She Once Held Me in Her Arms

I'm sorry mom.
You love your son. 
He's wise
and charming 
and always does what he is told;
he's clean and smooth like the surface of a nice car
and he always says swell.
Because it is swell, isn't it?
He's perfect in everyway. 
He doesn't talk back
and does all his homework.
Call him Mr. God
because he would take a step back
just to appreciate all he's done
and he deserves the praise you give him.
He washes his hands
and never complains 
and I know all this is true
because I've seen you talking about him with your friends.
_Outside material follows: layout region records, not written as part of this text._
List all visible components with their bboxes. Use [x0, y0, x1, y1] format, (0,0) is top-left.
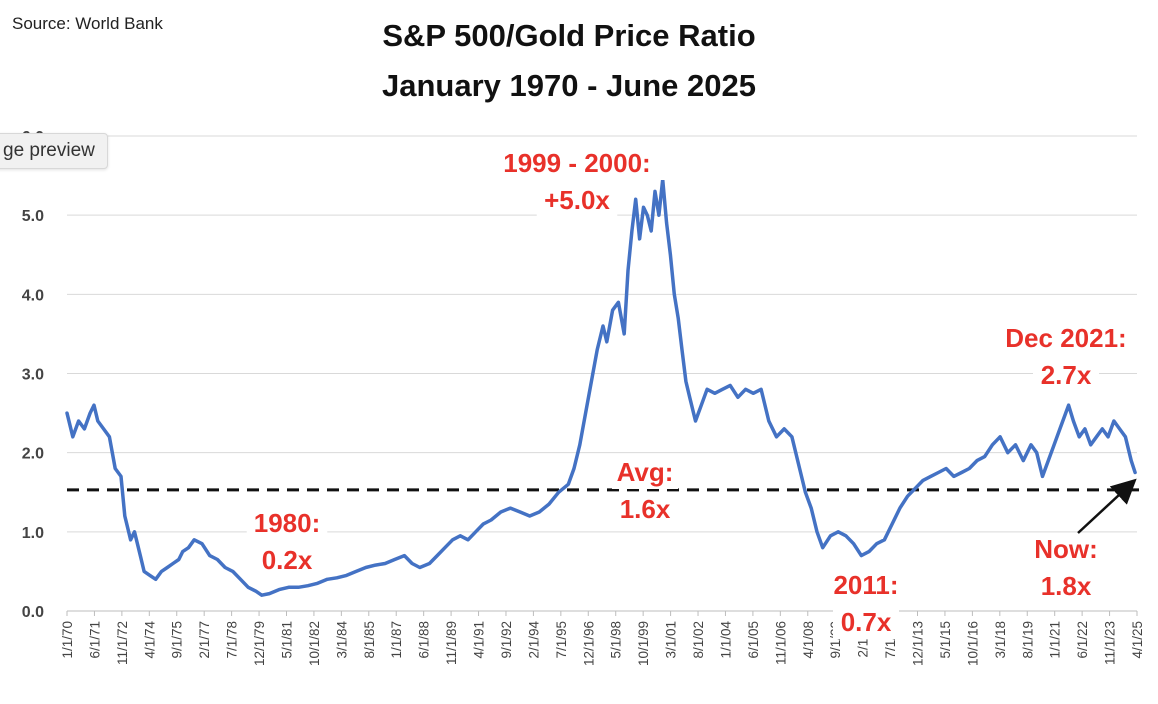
source-label: Source: World Bank [12, 14, 163, 33]
annotation-bg [833, 606, 899, 639]
x-tick-label: 10/1/16 [965, 621, 980, 666]
image-preview-chip[interactable]: ge preview [0, 133, 108, 169]
annotation-bg [996, 322, 1136, 355]
annotation-bg [536, 184, 618, 217]
annotation-bg [486, 147, 668, 180]
y-tick-label: 0.0 [22, 604, 44, 621]
annotation-peak: 1999 - 2000: [503, 148, 650, 178]
chart-title: S&P 500/Gold Price Ratio [382, 18, 756, 53]
x-tick-label: 1/1/87 [389, 621, 404, 659]
annotation-dec2021: Dec 2021: [1005, 323, 1126, 353]
annotation-bg [246, 507, 328, 540]
x-tick-label: 9/1/75 [170, 621, 185, 659]
x-tick-label: 7/1/78 [225, 621, 240, 659]
x-tick-label: 1/1/21 [1048, 621, 1063, 659]
annotation-bg [254, 544, 320, 577]
annotation-now: 1.8x [1041, 571, 1092, 601]
x-tick-label: 11/1/89 [444, 621, 459, 665]
annotation-bg [612, 456, 678, 489]
annotation-low2011: 0.7x [841, 607, 892, 637]
x-tick-label: 6/1/71 [87, 621, 102, 659]
x-tick-label: 4/1/08 [801, 621, 816, 659]
y-tick-label: 5.0 [22, 208, 44, 225]
x-tick-label: 2/1/77 [197, 621, 212, 659]
annotation-bg [1033, 533, 1099, 566]
y-tick-label: 4.0 [22, 287, 44, 304]
x-axis: 1/1/70 6/1/71 11/1/72 4/1/74 9/1/75 2/1/77 7/1… [60, 611, 1145, 666]
x-tick-label: 7/1/95 [554, 621, 569, 659]
x-tick-label: 12/1/96 [581, 621, 596, 666]
x-tick-label: 2/1/94 [526, 621, 541, 659]
annotation-bg [612, 493, 678, 526]
x-tick-label: 4/1/91 [472, 621, 487, 659]
y-axis: 0.01.02.03.04.05.06.0 [22, 129, 44, 621]
x-tick-label: 11/1/06 [773, 621, 788, 665]
x-tick-label: 10/1/82 [307, 621, 322, 666]
y-tick-label: 2.0 [22, 446, 44, 463]
x-tick-label: 3/1/01 [664, 621, 679, 659]
x-tick-label: 8/1/85 [362, 621, 377, 659]
chart-subtitle: January 1970 - June 2025 [382, 68, 756, 103]
annotation-bg [1033, 570, 1099, 603]
annotations-group: 1999 - 2000: +5.0x 1980: 0.2x Avg: 1.6x 2011: 0… [246, 147, 1137, 639]
annotation-bg [825, 569, 907, 602]
y-tick-label: 3.0 [22, 367, 44, 384]
annotation-dec2021: 2.7x [1041, 360, 1092, 390]
annotation-now: Now: [1034, 534, 1098, 564]
series-group [65, 177, 1137, 597]
x-tick-label: 6/1/22 [1075, 621, 1090, 659]
annotation-bg [1033, 359, 1099, 392]
x-tick-label: 4/1/25 [1130, 621, 1145, 659]
now-arrow [1077, 478, 1137, 534]
x-tick-label: 5/1/98 [609, 621, 624, 659]
x-tick-label: 5/1/15 [938, 621, 953, 659]
y-tick-label: 1.0 [22, 525, 44, 542]
annotation-peak: +5.0x [544, 185, 610, 215]
x-tick-label: 6/1/88 [417, 621, 432, 659]
x-tick-label: 11/1/72 [115, 621, 130, 665]
x-tick-label: 5/1/81 [279, 621, 294, 659]
annotation-low2011: 2011: [833, 570, 898, 600]
x-tick-label: 3/1/18 [993, 621, 1008, 659]
annotation-low1980: 1980: [254, 508, 321, 538]
x-tick-label: 6/1/05 [746, 621, 761, 659]
x-tick-label: 8/1/02 [691, 621, 706, 659]
x-tick-label: 8/1/19 [1020, 621, 1035, 659]
x-tick-label: 10/1/99 [636, 621, 651, 666]
x-tick-label: 3/1/84 [334, 621, 349, 659]
x-tick-label: 1/1/70 [60, 621, 75, 659]
x-tick-label: 11/1/23 [1103, 621, 1118, 665]
x-tick-label: 9/1/92 [499, 621, 514, 659]
x-tick-label: 1/1/04 [718, 621, 733, 659]
x-tick-label: 12/1/79 [252, 621, 267, 666]
ratio-series-line [65, 177, 1137, 597]
x-tick-label: 4/1/74 [142, 621, 157, 659]
annotation-avg: Avg: [617, 457, 674, 487]
annotation-low1980: 0.2x [262, 545, 313, 575]
annotation-avg: 1.6x [620, 494, 671, 524]
x-tick-label: 12/1/13 [911, 621, 926, 666]
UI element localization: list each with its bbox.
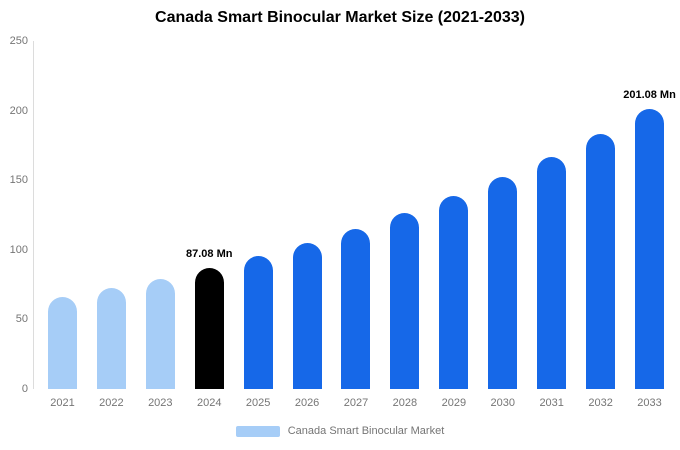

I'm sorry I'm not your son.
I lie
and I cheat
and I do as I please
and I could care less about what you have to say.
I'm not charming,
not in the least bit,
nor do I live up to the standards you have set.

I'm not the little Catholic boy you brought up.
The last time I took a knee to say "hi"
to some invisible man in the sky
only because I'm afraid of what I don't know
seems like ages ago
and it makes me laugh that people,
including yourself,
do so.

I dislike most methods,
and I go off to make sure
vendettas are my wings
and I'm anonymous
with Guy Fawkes my father,
my lord and savior
because then I know
the man I don't know 
is me
and I'm hiding behind a mask.

I'm sorry mom for being real
while your son's a fairy tale. 
I'm sorry that I'm different from what you desire.
I'm sorry mom
but I'm not your son
and in your opinion I don't even exist.